En 2012 et 2013, les défaillances de TPE de trois à neuf salariés étaient aussi nombreuses qu'en 2009, au-delà de 14 000 par an. En 2014, ce chiffre repasse sous ce seuil à 13 770, en recul de 5,5% sur un an, comme sur le quatrième trimestre. 2014 signe un retournement fort avec un recul de 10% du nombre de jugements d'ouvertures de procédures sur l'année et 13% sur le quatrième trimestre. Avec moins de 4 600 défaillances, l'année 2014 est à un niveau au plus bas depuis six ans. Il faut remonter à 2008 (3 800 procédures) pour trouver un meilleur chiffre.

Parmi ces PME, celles employant au moins 50 salariés enregistrent des performantes plus élevées encore, avec seulement 452 défaillances, soit moins qu'en 2008 (456). Le nombre d'ouvertures de procédures recule de 20% sur l'année et 25 % sur le dernier trimestre.

Les clignotants passent au vert dans de nombreuses activités

La plupart des activités tente d'accompagner le mouvement de stabilité de la sinistralité, et certaines enregistrent une amélioration plus sensible. L'industrie manufacturière avait atteint des niveaux de défaillance inédits en 2009 avec plus de 4 000 RJLJ et 230 sauvegardes. En 2014, nous retombons sous le seuil des 3 000 procédures dont 2 850 cessations de paiement (-4,5%), un chiffre au plus bas sur dix ans. Si l'industrie agroalimentaire offre davantage de résistance en 2014 (-2,1%) après une année 2013 lourde, le compteur ne parvient toutefois pas à retomber sous les 1 400 procédures. Il en est de même pour les services aux entreprises (-3,4% ; 7 200 RJLJ) qui depuis six ans ne redescendent plus sous les 7 000 procédures annuelles.
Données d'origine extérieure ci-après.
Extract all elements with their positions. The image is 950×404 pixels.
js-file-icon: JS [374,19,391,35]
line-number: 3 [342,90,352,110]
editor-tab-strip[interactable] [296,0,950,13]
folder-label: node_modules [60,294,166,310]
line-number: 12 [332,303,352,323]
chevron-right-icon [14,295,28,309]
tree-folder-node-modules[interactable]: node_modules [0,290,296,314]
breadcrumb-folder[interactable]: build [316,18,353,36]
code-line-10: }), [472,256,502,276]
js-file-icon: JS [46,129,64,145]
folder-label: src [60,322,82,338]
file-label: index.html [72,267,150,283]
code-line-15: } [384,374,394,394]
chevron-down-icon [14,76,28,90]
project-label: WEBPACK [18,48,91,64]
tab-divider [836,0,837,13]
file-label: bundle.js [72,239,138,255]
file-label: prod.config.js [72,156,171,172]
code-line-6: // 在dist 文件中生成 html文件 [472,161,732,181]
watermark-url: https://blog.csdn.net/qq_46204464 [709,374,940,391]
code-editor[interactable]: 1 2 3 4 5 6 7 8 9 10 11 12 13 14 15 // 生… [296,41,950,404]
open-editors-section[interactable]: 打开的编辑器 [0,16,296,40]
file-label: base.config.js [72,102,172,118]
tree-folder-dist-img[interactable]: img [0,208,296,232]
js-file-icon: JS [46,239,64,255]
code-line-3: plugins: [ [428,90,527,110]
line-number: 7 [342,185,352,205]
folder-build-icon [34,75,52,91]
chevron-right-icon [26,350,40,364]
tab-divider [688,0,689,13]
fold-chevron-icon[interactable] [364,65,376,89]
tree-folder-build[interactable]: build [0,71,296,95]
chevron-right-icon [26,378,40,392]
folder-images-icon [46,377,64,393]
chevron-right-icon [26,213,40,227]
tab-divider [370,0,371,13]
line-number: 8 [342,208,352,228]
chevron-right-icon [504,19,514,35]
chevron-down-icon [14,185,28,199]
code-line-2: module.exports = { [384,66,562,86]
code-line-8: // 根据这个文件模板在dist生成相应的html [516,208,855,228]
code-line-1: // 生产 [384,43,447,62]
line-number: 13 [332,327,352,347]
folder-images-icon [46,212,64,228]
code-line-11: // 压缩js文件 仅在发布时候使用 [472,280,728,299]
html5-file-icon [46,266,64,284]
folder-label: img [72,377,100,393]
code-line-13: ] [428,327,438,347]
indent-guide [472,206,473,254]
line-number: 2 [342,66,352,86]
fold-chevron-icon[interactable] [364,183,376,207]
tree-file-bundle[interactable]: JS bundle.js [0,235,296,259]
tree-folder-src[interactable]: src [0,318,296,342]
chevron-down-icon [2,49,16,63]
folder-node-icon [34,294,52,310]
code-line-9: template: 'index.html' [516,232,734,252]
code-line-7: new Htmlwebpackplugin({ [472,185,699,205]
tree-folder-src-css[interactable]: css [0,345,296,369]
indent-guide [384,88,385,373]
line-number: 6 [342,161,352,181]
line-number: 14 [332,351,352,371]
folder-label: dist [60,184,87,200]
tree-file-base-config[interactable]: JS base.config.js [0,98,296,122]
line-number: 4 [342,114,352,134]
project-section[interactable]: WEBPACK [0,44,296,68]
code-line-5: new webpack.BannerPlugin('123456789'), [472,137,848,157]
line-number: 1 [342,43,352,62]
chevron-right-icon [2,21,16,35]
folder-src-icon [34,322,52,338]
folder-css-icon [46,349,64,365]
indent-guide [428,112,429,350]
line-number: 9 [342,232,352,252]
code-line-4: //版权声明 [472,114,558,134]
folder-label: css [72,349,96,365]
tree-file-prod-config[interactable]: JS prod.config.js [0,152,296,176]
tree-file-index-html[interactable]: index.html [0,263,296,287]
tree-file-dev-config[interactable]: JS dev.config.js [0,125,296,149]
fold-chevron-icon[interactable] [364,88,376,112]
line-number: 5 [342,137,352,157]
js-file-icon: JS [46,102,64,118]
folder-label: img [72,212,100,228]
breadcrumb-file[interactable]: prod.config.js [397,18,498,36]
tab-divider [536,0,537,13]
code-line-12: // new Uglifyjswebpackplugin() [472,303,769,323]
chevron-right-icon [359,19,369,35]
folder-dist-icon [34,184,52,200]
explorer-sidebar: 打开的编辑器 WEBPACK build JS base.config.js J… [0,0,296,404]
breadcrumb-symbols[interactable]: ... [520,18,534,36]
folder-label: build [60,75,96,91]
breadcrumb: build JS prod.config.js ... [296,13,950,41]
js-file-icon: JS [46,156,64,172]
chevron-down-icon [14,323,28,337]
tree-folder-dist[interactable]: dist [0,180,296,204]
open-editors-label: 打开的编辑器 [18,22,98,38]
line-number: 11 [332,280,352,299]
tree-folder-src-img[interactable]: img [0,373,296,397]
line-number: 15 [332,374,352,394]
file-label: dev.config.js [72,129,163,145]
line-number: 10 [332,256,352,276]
Le secteur information et communication retombe sous le seuil des 1 500 procédures annuelles (1447 ; -8%) bien que les activités de services informatiques soient un peu à la peine. C'est probablement dans le secteur des transports que l'amélioration (-9%) est la plus partagée. Le transport routier de marchandises comptabilise un peu plus de 1 300 RJLJ comme en 2011, c'est-à-dire plus de 130 transporteurs épargnés par rapport à l'année dernière.

Les activités financières et d'assurance sont en revanche mal orientées avec 467 RJLL (+21%), chiffre au plus haut sur dix ans. Dans le bâtiment, qui concentre le quart des défaillances d'entreprises en France, le nombre de cessations de paiement évolue peu aux environs de 15 200 en moyenne depuis cinq ans. En 2014, ce chiffre est de 15 300 (+0,6%). Dans l'immobilier, la situation s'améliore pour les agences (-14%) mais se dégrade fortement dans la promotion (+31%).

Et pour 2015 ?

« Les bons chiffres de défaillances de ce quatrième trimestre laissent entrevoir qu'un point d'inflexion est en train d'être atteint quant à la sinistralité des entreprises. Toutes les entreprises encore debout en fin d'année sont autant de clients susceptibles de conforter les carnets de commandes dès ce début d'année. Le ton de l'année sera donné à fin mars pour beaucoup d'acteurs. Cette échéance est attendue, non pas comme le signal de la reconquête des clients, cela a déjà été enclenché, mais comme celui permettant de décider d'opérer quelques investissements trop longtemps repoussés. En effet, l'exigence client a progressé et les entreprises vont devoir innover pour capter de nouveaux marchés, de nouveaux modes de financement », estime Thierry Millon.